Sorry if I kept bothering you! I really am.

Last night, you didn't reply to my text. So I texted again after 2 hours. I sensed something was wrong, so I asked if you were busy. And you answered 'a little''. After that, I said that you should keep yourself busy, and you didn't answer. I thought you'd just do that for the night, but no, you did that up until now! Wow. You really don't know my feelings, do you?

Now I knew what's wrong with me: I kept lying. I kept saying that 'I'm okay', even though I'm not. I kept saying that 'you should keep yourself busy', when I know for a fact that I wanted you to talk to me.

This is our process of saying 'goodbye', isn't it, oppa? I never thought this'd happen. Nice.

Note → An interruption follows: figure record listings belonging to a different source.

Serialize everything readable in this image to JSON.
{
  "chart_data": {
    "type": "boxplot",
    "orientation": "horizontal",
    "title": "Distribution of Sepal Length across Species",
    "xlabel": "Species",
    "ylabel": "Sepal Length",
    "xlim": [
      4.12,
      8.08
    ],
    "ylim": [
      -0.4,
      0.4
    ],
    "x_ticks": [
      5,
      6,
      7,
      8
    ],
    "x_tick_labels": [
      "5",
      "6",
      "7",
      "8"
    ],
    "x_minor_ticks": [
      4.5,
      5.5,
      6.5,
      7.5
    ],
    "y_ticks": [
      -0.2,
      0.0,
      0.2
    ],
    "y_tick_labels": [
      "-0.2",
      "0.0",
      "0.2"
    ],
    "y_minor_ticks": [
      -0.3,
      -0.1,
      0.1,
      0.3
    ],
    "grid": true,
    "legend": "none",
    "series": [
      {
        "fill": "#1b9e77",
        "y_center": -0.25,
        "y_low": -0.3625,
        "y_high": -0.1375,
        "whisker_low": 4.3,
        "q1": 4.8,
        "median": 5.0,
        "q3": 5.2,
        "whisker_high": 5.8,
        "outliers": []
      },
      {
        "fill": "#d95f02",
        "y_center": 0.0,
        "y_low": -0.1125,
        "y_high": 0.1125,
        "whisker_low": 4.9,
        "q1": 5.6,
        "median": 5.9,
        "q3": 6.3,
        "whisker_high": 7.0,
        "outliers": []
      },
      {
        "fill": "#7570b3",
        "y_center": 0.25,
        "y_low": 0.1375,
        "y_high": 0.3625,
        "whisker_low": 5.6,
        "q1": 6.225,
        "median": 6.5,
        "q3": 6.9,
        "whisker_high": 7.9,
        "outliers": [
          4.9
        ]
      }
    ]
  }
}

I don't know what to say right now, because deep inside I'm hurt.

I remembered the time when I said 'goodbye' to you. It was the first time I attempted that with you. I was really determined to move on. But... there was something in me that broke my decision. I never knew what was that. Or I guess it was... love. THE USUAL. Putting that aside, I attempted, but I did not win with your pleading. Yes. Don't deny it, oppa. I clearly remember that you plead to me. You won, anyway, because I wouldn't be writing these silly things now if you didn't.

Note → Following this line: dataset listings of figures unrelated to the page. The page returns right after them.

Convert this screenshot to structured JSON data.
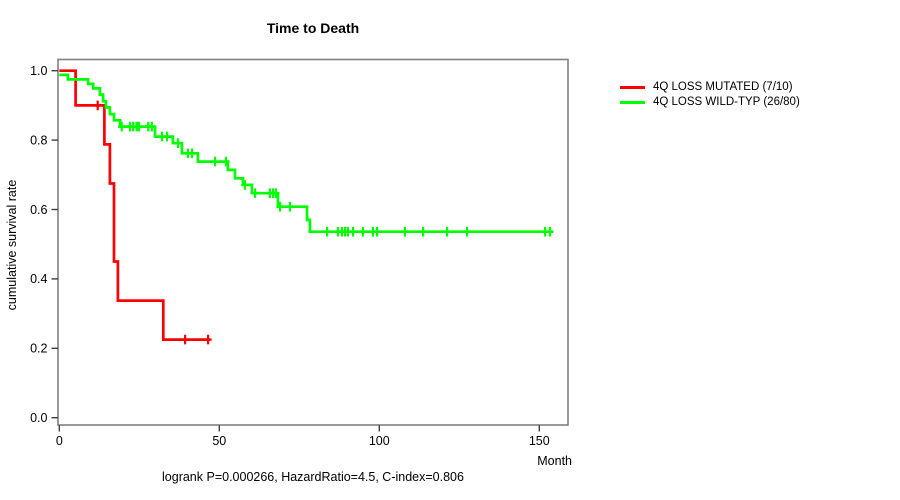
{
  "chart_data": {
    "type": "line",
    "subtype": "kaplan_meier_step",
    "title": "Time to Death",
    "xlabel": "Month",
    "ylabel": "cumulative survival rate",
    "annotation": "logrank P=0.000266, HazardRatio=4.5, C-index=0.806",
    "stats": {
      "logrank_p": 0.000266,
      "hazard_ratio": 4.5,
      "c_index": 0.806
    },
    "xlim": [
      0,
      160
    ],
    "ylim": [
      0.0,
      1.0
    ],
    "grid": false,
    "legend_position": "top-right-outside",
    "x_axis": {
      "tick_values": [
        0,
        50,
        100,
        150
      ],
      "tick_labels": [
        "0",
        "50",
        "100",
        "150"
      ]
    },
    "y_axis": {
      "tick_values": [
        0.0,
        0.2,
        0.4,
        0.6,
        0.8,
        1.0
      ],
      "tick_labels": [
        "0.0",
        "0.2",
        "0.4",
        "0.6",
        "0.8",
        "1.0"
      ]
    },
    "series": [
      {
        "name": "4Q LOSS MUTATED (7/10)",
        "events": "7/10",
        "color": "#ff0000",
        "steps": [
          [
            0,
            1.0
          ],
          [
            5.1,
            0.9
          ],
          [
            14.1,
            0.7875
          ],
          [
            15.8,
            0.675
          ],
          [
            17.1,
            0.45
          ],
          [
            18.3,
            0.3375
          ],
          [
            32.5,
            0.225
          ]
        ],
        "end_month": 47.1,
        "censors": [
          [
            12.0,
            0.9
          ],
          [
            39.3,
            0.225
          ],
          [
            46.5,
            0.225
          ]
        ]
      },
      {
        "name": "4Q LOSS WILD-TYP (26/80)",
        "events": "26/80",
        "color": "#00ff00",
        "steps": [
          [
            0,
            0.988
          ],
          [
            2.7,
            0.975
          ],
          [
            9.0,
            0.962
          ],
          [
            10.6,
            0.949
          ],
          [
            12.7,
            0.931
          ],
          [
            13.7,
            0.912
          ],
          [
            14.6,
            0.894
          ],
          [
            15.8,
            0.875
          ],
          [
            17.1,
            0.857
          ],
          [
            19.0,
            0.839
          ],
          [
            29.9,
            0.81
          ],
          [
            35.5,
            0.791
          ],
          [
            38.3,
            0.762
          ],
          [
            43.3,
            0.738
          ],
          [
            52.7,
            0.714
          ],
          [
            54.9,
            0.69
          ],
          [
            57.4,
            0.671
          ],
          [
            60.2,
            0.647
          ],
          [
            68.3,
            0.608
          ],
          [
            77.4,
            0.57
          ],
          [
            78.3,
            0.536
          ]
        ],
        "end_month": 154.3,
        "censors": [
          [
            19.5,
            0.839
          ],
          [
            22.1,
            0.839
          ],
          [
            23.1,
            0.839
          ],
          [
            24.2,
            0.839
          ],
          [
            24.9,
            0.839
          ],
          [
            27.8,
            0.839
          ],
          [
            28.9,
            0.839
          ],
          [
            32.1,
            0.81
          ],
          [
            33.7,
            0.81
          ],
          [
            37.1,
            0.791
          ],
          [
            40.2,
            0.762
          ],
          [
            41.5,
            0.762
          ],
          [
            48.7,
            0.738
          ],
          [
            52.1,
            0.738
          ],
          [
            58.0,
            0.671
          ],
          [
            61.2,
            0.647
          ],
          [
            65.8,
            0.647
          ],
          [
            66.8,
            0.647
          ],
          [
            67.7,
            0.647
          ],
          [
            69.0,
            0.608
          ],
          [
            72.1,
            0.608
          ],
          [
            83.7,
            0.536
          ],
          [
            87.1,
            0.536
          ],
          [
            88.3,
            0.536
          ],
          [
            89.3,
            0.536
          ],
          [
            90.2,
            0.536
          ],
          [
            91.8,
            0.536
          ],
          [
            94.9,
            0.536
          ],
          [
            98.0,
            0.536
          ],
          [
            99.3,
            0.536
          ],
          [
            108.0,
            0.536
          ],
          [
            113.7,
            0.536
          ],
          [
            121.2,
            0.536
          ],
          [
            127.4,
            0.536
          ],
          [
            151.8,
            0.536
          ],
          [
            153.3,
            0.536
          ]
        ]
      }
    ]
  }
}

Now, thinking that, I wish I'd won over you. I wish I didn't pity you that time. I wish I don't have love for you that time. If that happened, I should be happy right now. I should be thinking of other people right now and not you.

I'm deciding right now if I should leave you or not. To unbalance the scale. Remember? You were the one who broke up with me. I was the one between the two of us that said 'goodbye'. I'm thinking that if I say goodbye again, the thing I did to you on the scale would be multiplied by two. If you say goodbye, well... it would hurt, I'm sure. A bigger part of me says I should say goodbye, but I know I'd just back out. If I do that, I'd probably regret it later. But if you... If you say goodbye... I don't know. I'll be crying, I guess.

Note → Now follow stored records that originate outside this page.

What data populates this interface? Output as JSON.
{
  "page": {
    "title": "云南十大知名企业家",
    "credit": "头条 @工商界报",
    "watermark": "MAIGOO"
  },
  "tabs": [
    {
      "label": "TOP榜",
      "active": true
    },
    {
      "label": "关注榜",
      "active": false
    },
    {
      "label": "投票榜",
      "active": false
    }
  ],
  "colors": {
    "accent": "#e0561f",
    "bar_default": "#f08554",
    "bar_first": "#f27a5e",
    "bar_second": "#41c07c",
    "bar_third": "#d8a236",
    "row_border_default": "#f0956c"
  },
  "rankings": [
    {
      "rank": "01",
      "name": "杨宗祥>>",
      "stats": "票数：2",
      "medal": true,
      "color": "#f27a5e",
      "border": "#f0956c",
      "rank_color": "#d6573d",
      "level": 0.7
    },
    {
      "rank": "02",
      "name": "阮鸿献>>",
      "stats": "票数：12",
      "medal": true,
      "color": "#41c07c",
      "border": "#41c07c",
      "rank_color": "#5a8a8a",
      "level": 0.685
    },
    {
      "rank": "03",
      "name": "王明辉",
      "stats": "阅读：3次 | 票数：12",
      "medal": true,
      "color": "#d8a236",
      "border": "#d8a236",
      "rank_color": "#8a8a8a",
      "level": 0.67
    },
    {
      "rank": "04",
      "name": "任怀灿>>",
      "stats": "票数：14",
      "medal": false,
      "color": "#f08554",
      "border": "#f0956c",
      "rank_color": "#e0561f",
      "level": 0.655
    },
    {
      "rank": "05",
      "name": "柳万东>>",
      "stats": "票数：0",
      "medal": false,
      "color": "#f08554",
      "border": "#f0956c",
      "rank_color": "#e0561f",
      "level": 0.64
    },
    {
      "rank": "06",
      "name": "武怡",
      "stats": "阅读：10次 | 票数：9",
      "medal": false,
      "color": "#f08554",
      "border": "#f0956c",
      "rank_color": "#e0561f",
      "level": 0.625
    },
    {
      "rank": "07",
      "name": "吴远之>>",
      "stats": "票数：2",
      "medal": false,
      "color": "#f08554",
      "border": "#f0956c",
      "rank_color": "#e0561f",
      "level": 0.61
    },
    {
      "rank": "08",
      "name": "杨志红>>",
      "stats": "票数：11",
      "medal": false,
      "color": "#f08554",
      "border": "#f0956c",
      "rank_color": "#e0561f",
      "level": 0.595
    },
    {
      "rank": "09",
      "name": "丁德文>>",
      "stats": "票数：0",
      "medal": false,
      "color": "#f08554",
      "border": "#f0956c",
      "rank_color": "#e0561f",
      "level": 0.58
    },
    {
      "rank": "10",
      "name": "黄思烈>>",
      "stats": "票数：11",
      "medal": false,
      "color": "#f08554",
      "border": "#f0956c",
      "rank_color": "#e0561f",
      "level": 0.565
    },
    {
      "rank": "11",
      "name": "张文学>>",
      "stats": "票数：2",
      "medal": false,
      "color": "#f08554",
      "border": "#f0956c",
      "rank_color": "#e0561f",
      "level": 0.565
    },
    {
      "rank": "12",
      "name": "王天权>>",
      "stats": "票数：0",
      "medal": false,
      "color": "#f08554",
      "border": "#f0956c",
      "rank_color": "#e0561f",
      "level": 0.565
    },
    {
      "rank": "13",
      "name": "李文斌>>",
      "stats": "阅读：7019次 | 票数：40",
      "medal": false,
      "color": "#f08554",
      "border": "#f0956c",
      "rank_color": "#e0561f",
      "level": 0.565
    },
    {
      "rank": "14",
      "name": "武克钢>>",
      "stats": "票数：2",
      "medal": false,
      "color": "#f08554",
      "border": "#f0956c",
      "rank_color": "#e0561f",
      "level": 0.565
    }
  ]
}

(I admit, I still cry about you. But not that much like before.)

I wish I had a feeling-explainer machine. I'm not too good with expressing my feelings, so I couldn't say it to you all. Even from this letters. I never gave and expressed my feelings to you in reality.

It's 8:35 pm already. The last time you texted me last night was by at least 11 pm. This is unusual. After 2 and a half-hour, it would be a day that you didn't text me.

I shouldn't have said 'keep yourself busy' to you, oppa. Because you really did it. And for ALMOST A WHOLE DAY.

I'm hurt, oppa. Please just text me. Or not. Maybe I should get used to this.

*sigh* I'm trying to understand, oppa. Even if I'm hurt, I'm trying.